Le tableau complet de l’ANOVA associée au modèle peut aussi être obtenu à l’aide de la fonction anova()
:
# Analysis of Variance Table
#
# Response: volume
# Df Sum Sq Mean Sq F value Pr(>F)
# diameter 1 6.0762 6.0762 417.8 < 2.2e-16 ***
# Residuals 29 0.4218 0.0145
# ---
# Signif. codes: 0 '***' 0.001 '**' 0.01 '*' 0.05 '.' 0.1 ' ' 1
On y retrouve les mêmes informations, fortement résumées en une ligne à la fin de la sortie de summary()
, mais ici sous une forme plus classique de tableau de l’analyse de la variance.

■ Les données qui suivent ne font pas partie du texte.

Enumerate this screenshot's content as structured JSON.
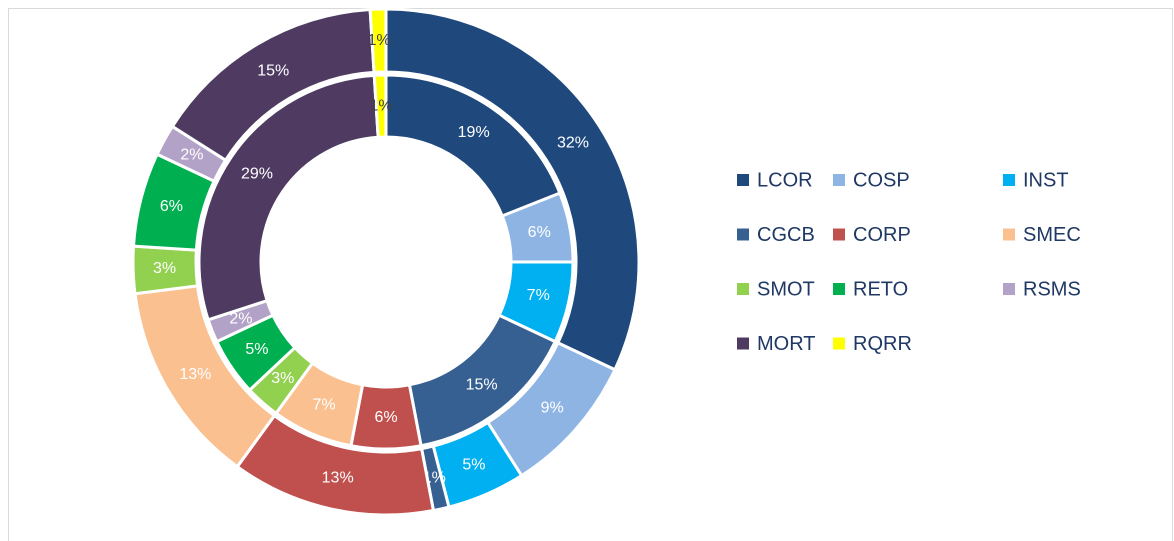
{
  "chart_data": {
    "type": "donut",
    "categories": [
      "LCOR",
      "COSP",
      "INST",
      "CGCB",
      "CORP",
      "SMEC",
      "SMOT",
      "RETO",
      "RSMS",
      "MORT",
      "RQRR"
    ],
    "colors": [
      "#1f497d",
      "#8eb4e3",
      "#00b0f0",
      "#376092",
      "#c0504d",
      "#fac090",
      "#92d050",
      "#00b050",
      "#b3a2c7",
      "#4f3b62",
      "#ffff00"
    ],
    "series": [
      {
        "values": [
          32,
          9,
          5,
          1,
          13,
          13,
          3,
          6,
          2,
          15,
          1
        ],
        "value_labels": [
          "32%",
          "9%",
          "5%",
          "1%",
          "13%",
          "13%",
          "3%",
          "6%",
          "2%",
          "15%",
          "1%"
        ]
      },
      {
        "values": [
          19,
          6,
          7,
          15,
          6,
          7,
          3,
          5,
          2,
          29,
          1
        ],
        "value_labels": [
          "19%",
          "6%",
          "7%",
          "15%",
          "6%",
          "7%",
          "3%",
          "5%",
          "2%",
          "29%",
          "1%"
        ]
      }
    ],
    "legend": "right"
  }
}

2.1.2 Comparaison de régressions
Vous pouvez à présent comparer ces résultats avec un tableau et les six graphiques d’analyse des résidus sans la valeur supérieure à 0.5m de diamètre. Attention, On ne peut supprimer une valeur sans raison valable. La suppression de points aberrants doit en principe être faite avant de débuter l’analyse. La raison de la suppression de ce point est liée au fait qu’il soit seul et unique point supérieur à 0.5m de diamètre. Nous le faisons ici à titre de comparaison.

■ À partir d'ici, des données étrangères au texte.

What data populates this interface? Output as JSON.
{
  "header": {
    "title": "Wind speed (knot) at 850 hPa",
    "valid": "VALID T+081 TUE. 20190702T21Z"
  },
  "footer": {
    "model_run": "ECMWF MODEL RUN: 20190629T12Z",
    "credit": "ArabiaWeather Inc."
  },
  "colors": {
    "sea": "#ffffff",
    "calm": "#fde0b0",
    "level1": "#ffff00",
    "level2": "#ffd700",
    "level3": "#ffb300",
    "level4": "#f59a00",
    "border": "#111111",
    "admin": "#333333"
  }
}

trees_red <- filter(trees, diameter < 0.5)
lm1 <- lm(data = trees_red, volume ~ diameter)
chart(trees, volume ~ diameter) +
geom_point() +
geom_abline(
aes(intercept = lm.$coefficients[1], slope = lm.$coefficients[2]),
color = "red", size = 1.5) +
labs( color = "Modèle") +
scale_color_viridis_c(direction = -1) +
geom_abline(
aes(intercept = lm1$coefficients[1], slope = lm1$coefficients[2]),
color = "blue", size = 1.5)
La droite en bleu correspond à la régression sans utiliser l’arbre de diamètre supérieur à 0.5m. Tentez d’analyser le tableau de notre régression en bleu (astuce : comparez avec ce que la régeression précédente donnait).
#
# Call:
# lm(formula = volume ~ diameter, data = trees_red)
#
# Residuals:
# Min 1Q Median 3Q Max
# -0.215129 -0.068502 -0.001149 0.070522 0.181398
#
# Coefficients:
# Estimate Std. Error t value Pr(>|t|)
# (Intercept) -0.94445 0.09309 -10.15 6.98e-11 ***
# diameter 5.31219 0.27540 19.29 < 2e-16 ***
# ---
# Signif. codes: 0 '***' 0.001 '**' 0.01 '*' 0.05 '.' 0.1 ' ' 1
#
# Residual standard error: 0.1082 on 28 degrees of freedom
# Multiple R-squared: 0.93, Adjusted R-squared: 0.9275
# F-statistic: 372.1 on 1 and 28 DF, p-value: < 2.2e-16
Tentez d’analyser également les graphiques d’analyse des résidus ci-dessous.
#plot(lm1, which = 1)
lm1 %>.%
chart(broom::augment(.), .resid ~ .fitted) +
geom_point() +
geom_hline(yintercept = 0) +
geom_smooth(se = FALSE, method = "loess", formula = y ~ x) +
labs(x = "Fitted values", y = "Residuals") +
ggtitle("Residuals vs Fitted")
#plot(lm1, which = 2)
lm1 %>.%
chart(broom::augment(.), aes(sample = .std.resid)) +
geom_qq() +
geom_qq_line(colour = "darkgray") +
labs(x = "Theoretical quantiles", y = "Standardized residuals") +
ggtitle("Normal Q-Q")
#plot(lm1, which = 3)
lm1 %>.%
chart(broom::augment(.), sqrt(abs(.std.resid)) ~ .fitted) +
geom_point() +
geom_smooth(se = FALSE, method = "loess", formula = y ~ x) +
labs(x = "Fitted values",
y = expression(bold(sqrt(abs("Standardized residuals"))))) +
ggtitle("Scale-Location")
#plot(lm1, which = 4)
lm1 %>.%
chart(broom::augment(.), .cooksd ~ seq_along(.cooksd)) +
geom_bar(stat = "identity") +
geom_hline(yintercept = seq(0, 0.1, by = 0.05), colour = "darkgray") +
labs(x = "Obs. number", y = "Cook's distance") +
ggtitle("Cook's distance")
#plot(lm1, which = 5)
lm1 %>.%
chart(broom::augment(.), .std.resid ~ .hat %size=% .cooksd) +
geom_point() +
geom_smooth(se = FALSE, size = 0.5, method = "loess", formula = y ~ x) +
geom_vline(xintercept = 0) +
geom_hline(yintercept = 0) +
labs(x = "Leverage", y = "Standardized residuals") +
ggtitle("Residuals vs Leverage")
#plot(lm1, which = 6)
lm1 %>.%
chart(broom::augment(.), .cooksd ~ .hat %size=% .cooksd) +
geom_point() +
geom_vline(xintercept = 0, colour = NA) +
geom_abline(slope = seq(0, 3, by = 0.5), colour = "darkgray") +
geom_smooth(se = FALSE, size = 0.5, method = "loess", formula = y ~ x) +
labs(x = expression("Leverage h"[ii]), y = "Cook's distance") +
ggtitle(expression("Cook's dist vs Leverage h"[ii] / (1 - h[ii])))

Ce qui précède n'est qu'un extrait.